An impassioned night of debate by MPs has ended without a resolution on whether abortion drug RU486 will be legalised in the NT.
For the second month in a row, the private member’s bill introduced by Independent Speaker Kezia Purick was adjourned for debate to continue in May.
But it was not before the parliament heard a comprehensive airing of views for what will ultimately be a conscience vote.
The NT is the only Australian jurisdiction not to allow the drug, so women in remote areas have to travel hundreds of kilometres at great expense to obtain a surgical abortion.
Independent member for Arnhem Larisa Lee was one of three Christian MPs to speak against the bill.
“The majority of them (Aboriginal health workers) can’t even put a drip in… and you’re going to give them the right to do that (dispense the drug)…
“That is some scary stuff,” said Ms Lee, a former Aboriginal health worker.
Women in her electorate, which she said is 80 per cent Aboriginal, were concerned about a lack of support for those undergoing medical terminations, and how they might get emergency support.
“I’ve got nothing against women’s rights… but if you’re going to put this on the people I represent you have to make sure you have it in place properly, otherwise I’m not for it,” Ms Lee said.
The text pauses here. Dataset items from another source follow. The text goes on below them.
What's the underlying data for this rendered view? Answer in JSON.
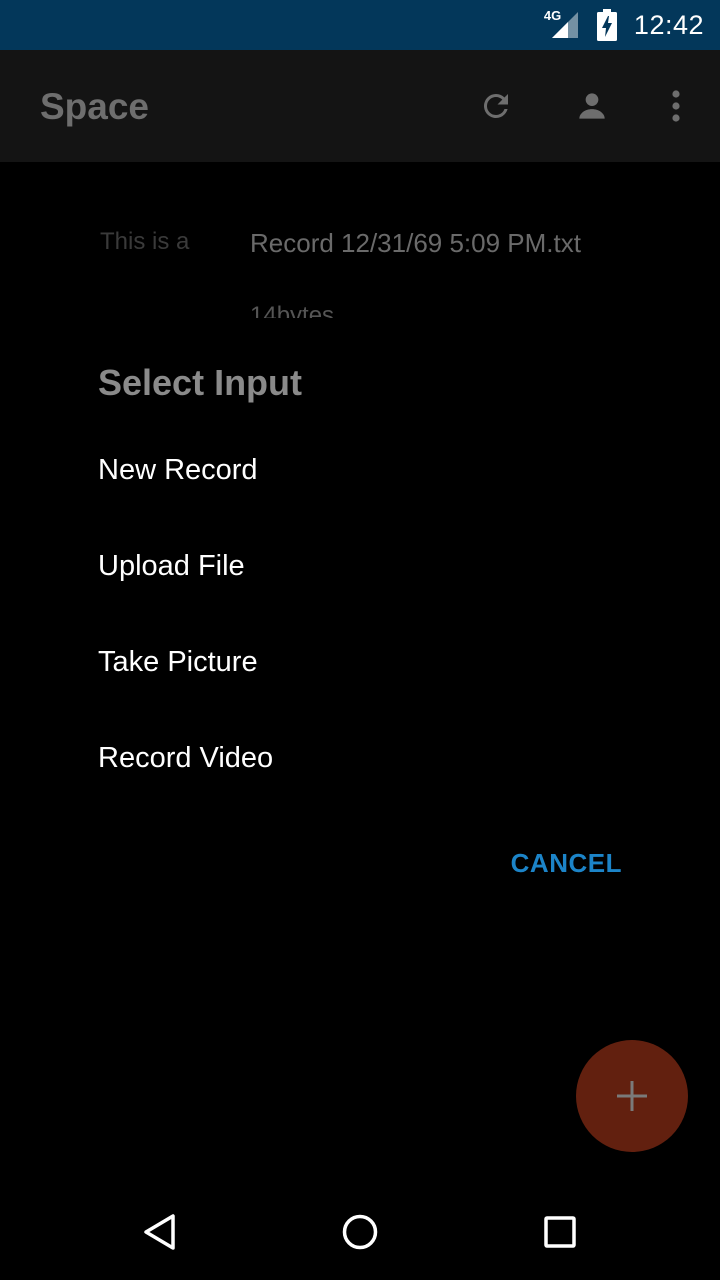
{
  "status_bar": {
    "network": "4G",
    "time": "12:42"
  },
  "app_bar": {
    "title": "Space",
    "icons": [
      "refresh-icon",
      "account-icon",
      "more-vert-icon"
    ]
  },
  "background": {
    "preview_text": "This is a",
    "filename": "Record 12/31/69 5:09 PM.txt",
    "size": "14bytes"
  },
  "dialog": {
    "title": "Select Input",
    "options": [
      "New Record",
      "Upload File",
      "Take Picture",
      "Record Video"
    ],
    "cancel_label": "CANCEL"
  },
  "fab": {
    "icon": "plus-icon"
  },
  "nav_bar": {
    "icons": [
      "back-icon",
      "home-icon",
      "recents-icon"
    ]
  },
  "colors": {
    "status_bar": "#03375a",
    "accent": "#1c84c8",
    "fab": "#62200f"
  }
}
Labor MP Gerry McCarthy said there was an elitism in the bill that advantaged women in urban centres who could more easily access medical assistance.
“This will put a lot of Territory women at risk, it will create an us and a them… I cannot support that,” he said adding that the legislation could provide “a pathway to a coroner”.
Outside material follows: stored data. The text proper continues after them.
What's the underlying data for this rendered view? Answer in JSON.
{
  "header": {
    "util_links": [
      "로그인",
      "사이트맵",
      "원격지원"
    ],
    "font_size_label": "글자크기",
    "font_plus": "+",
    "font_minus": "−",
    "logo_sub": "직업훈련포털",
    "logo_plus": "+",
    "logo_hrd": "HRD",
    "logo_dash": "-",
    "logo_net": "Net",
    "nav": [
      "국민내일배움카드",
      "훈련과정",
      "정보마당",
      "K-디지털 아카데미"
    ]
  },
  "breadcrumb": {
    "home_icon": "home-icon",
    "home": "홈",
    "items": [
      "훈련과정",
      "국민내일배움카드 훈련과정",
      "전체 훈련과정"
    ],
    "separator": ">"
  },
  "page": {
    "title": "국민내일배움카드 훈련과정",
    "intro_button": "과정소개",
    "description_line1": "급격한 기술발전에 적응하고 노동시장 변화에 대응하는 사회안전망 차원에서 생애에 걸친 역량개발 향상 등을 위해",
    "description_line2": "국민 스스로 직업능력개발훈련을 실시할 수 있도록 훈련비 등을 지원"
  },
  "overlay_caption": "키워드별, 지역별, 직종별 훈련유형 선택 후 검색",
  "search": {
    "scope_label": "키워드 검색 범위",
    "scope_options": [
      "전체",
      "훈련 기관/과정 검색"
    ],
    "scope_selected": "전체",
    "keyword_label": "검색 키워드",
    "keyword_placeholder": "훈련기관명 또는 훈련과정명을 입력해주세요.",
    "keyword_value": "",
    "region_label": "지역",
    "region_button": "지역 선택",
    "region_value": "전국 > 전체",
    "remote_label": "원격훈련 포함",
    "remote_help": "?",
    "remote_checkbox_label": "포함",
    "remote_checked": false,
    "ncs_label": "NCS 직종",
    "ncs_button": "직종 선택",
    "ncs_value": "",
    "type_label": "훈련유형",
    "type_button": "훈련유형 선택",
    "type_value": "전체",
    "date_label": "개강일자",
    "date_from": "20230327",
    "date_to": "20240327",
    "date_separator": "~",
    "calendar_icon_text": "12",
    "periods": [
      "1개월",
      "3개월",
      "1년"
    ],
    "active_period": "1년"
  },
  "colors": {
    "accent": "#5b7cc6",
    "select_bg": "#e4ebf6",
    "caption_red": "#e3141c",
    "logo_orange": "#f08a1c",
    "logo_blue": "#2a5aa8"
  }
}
Independent Gerry Wood said he believed life began at conception and could no support any measure that made abortions more accessible.
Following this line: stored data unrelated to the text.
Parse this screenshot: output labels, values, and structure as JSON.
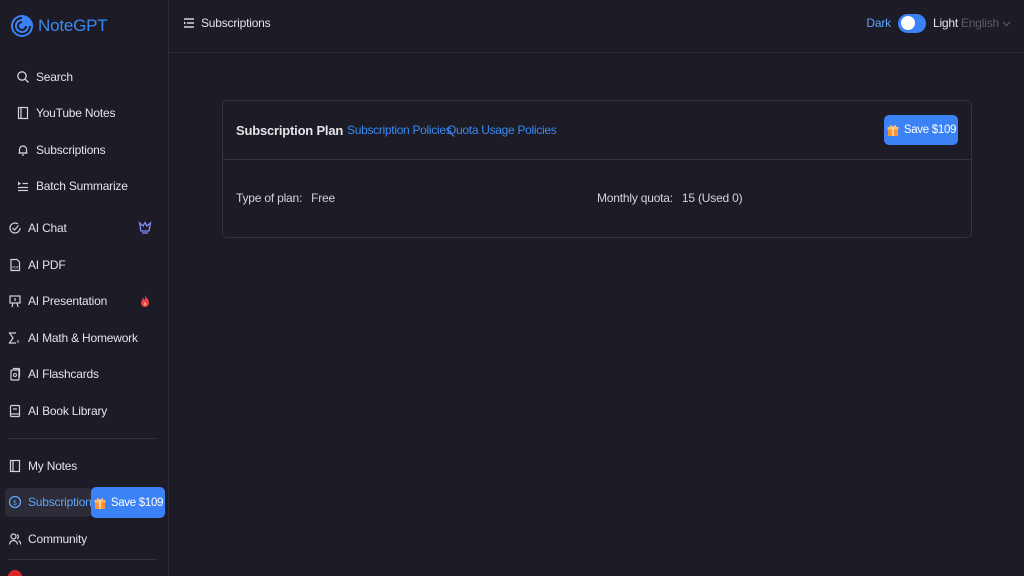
{
  "app": {
    "name": "NoteGPT",
    "accent": "#3b82f6"
  },
  "sidebar": {
    "sub_items": [
      {
        "label": "Search",
        "icon": "search-icon"
      },
      {
        "label": "YouTube Notes",
        "icon": "notebook-icon"
      },
      {
        "label": "Subscriptions",
        "icon": "bell-icon"
      },
      {
        "label": "Batch Summarize",
        "icon": "list-play-icon"
      }
    ],
    "ai_items": [
      {
        "label": "AI Chat",
        "icon": "chat-icon",
        "badge": "crown-badge-icon"
      },
      {
        "label": "AI PDF",
        "icon": "pdf-icon"
      },
      {
        "label": "AI Presentation",
        "icon": "presentation-icon",
        "badge": "fire-badge-icon"
      },
      {
        "label": "AI Math & Homework",
        "icon": "sigma-icon"
      },
      {
        "label": "AI Flashcards",
        "icon": "flashcards-icon"
      },
      {
        "label": "AI Book Library",
        "icon": "book-icon"
      }
    ],
    "bottom_items": [
      {
        "label": "My Notes",
        "icon": "notebook-icon"
      },
      {
        "label": "Subscriptions",
        "icon": "dollar-circle-icon",
        "active": true
      },
      {
        "label": "Community",
        "icon": "users-icon"
      }
    ],
    "save_chip": "Save $109"
  },
  "header": {
    "title": "Subscriptions",
    "theme_dark": "Dark",
    "theme_light": "Light",
    "language": "English"
  },
  "card": {
    "title": "Subscription Plan",
    "links": [
      "Subscription Policies",
      "Quota Usage Policies"
    ],
    "save_button": "Save $109",
    "plan_label": "Type of plan:",
    "plan_value": "Free",
    "quota_label": "Monthly quota:",
    "quota_value": "15 (Used 0)"
  }
}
“We need to be supporters of our unborn Territorians… The issue over whether RU486 is safe is an argument wholly based on what is safe for the woman, no one asks the unborn if they think it’s safe,” he said.
Suzanne Belton, spokeswoman for lobby group WHAT RU4 NT, told AAP many of the comments were “laughable in that it was factually incorrect, it was scaremongering, and clearly some politicians had not done their homework”.
“Are (Territorians) happy to have elected members of parliament put forward their own personal religious beliefs above what their electorate might want?”
She said health workers in remote areas were “wise and sensible people” and government should legislate to allow the drug to be used, and then allow the medical profession to regulate it.